First, the 750 hours. That is to be reached by only one person (taxpayer or spouse), can be any real estate trades or businesses that s/he materially participates in. This means activities such as flipping, brokerage, whole selling or construction count. For this material participation test, you can group activities, this does not require an election - only needs to be an "appropriate economic unit". Look up Reg. Section 1.469-5T and the 469-4 for the "slice and dice" election.
Once the 750 hours are reached, this needs to represent more than 50% of all the activities of the person.
For the two tests above, contemporaneous documentation is key. This is where problems can potentially arise.
If you have both, you qualify as a REP. What you earn is... the right to demonstrate that your rental real estate activities are not passive. You still need to pass the material participation test for the rental themselves. Here, you can use the hours of both spouses, and this where you need to meet the requirement for
each property, unless you make a formal election to group your rentals together under 469-9. It's an all or nothing election, no cherry-picking.

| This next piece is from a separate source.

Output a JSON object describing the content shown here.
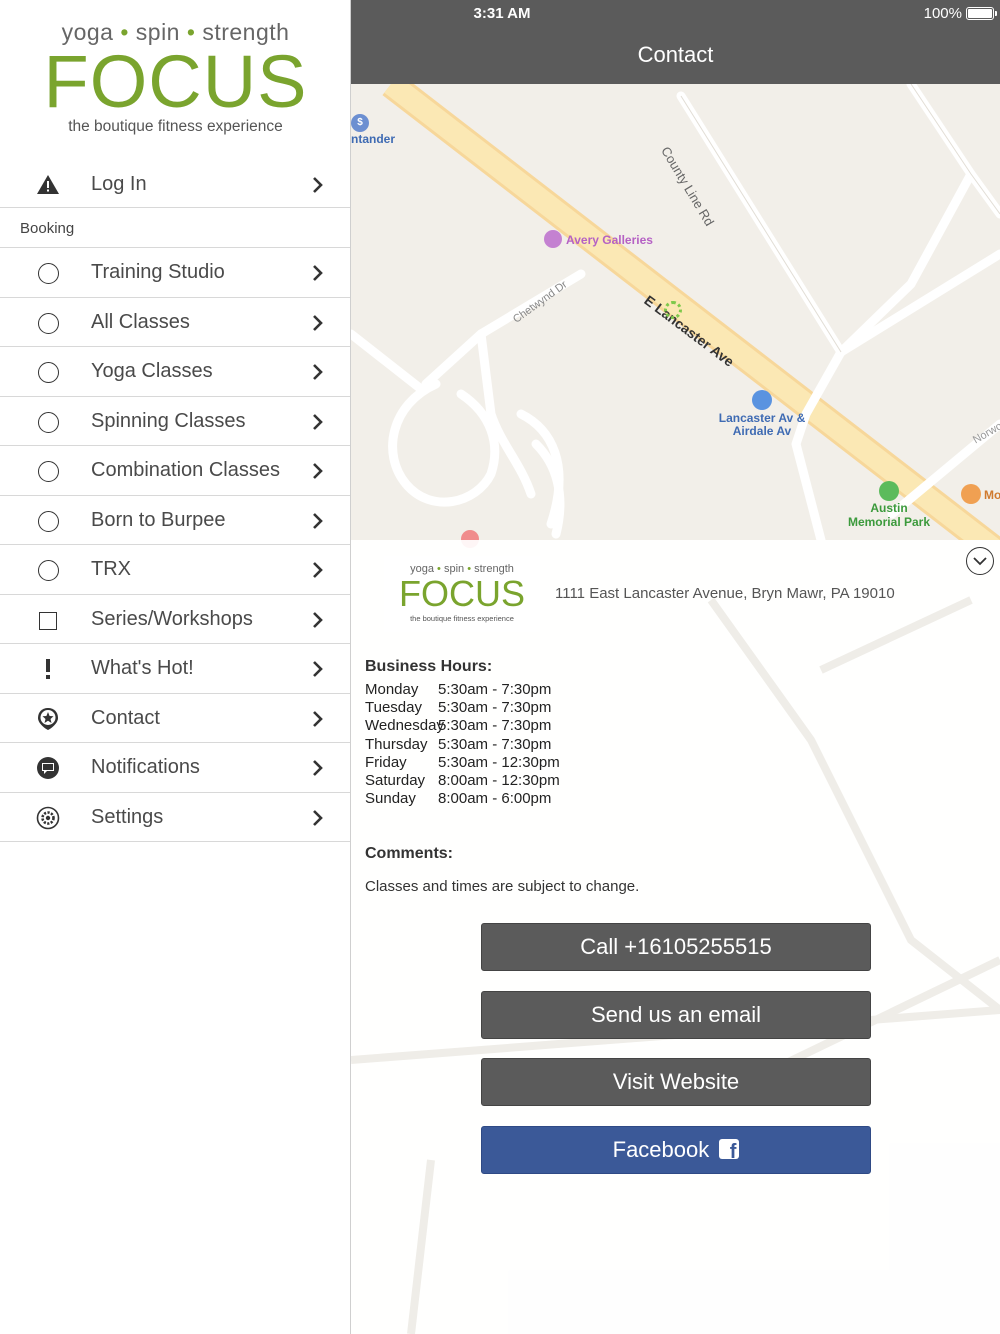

Where it can get messy if of course if you don't understand all the steps and mess some steps up, but other than this, I mostly see advantages.
The two main drawbacks are - once you make the grouping election, if you sell one property, the passive losses that may have been generated prior to becoming a REP don't get unsuspended. You would need to divest the whole rental activity.
And - passive losses from prior to becoming a REP remain passive and that can be an issue to offset, if you don't generate any more passive income. So, there is some prior planning to do.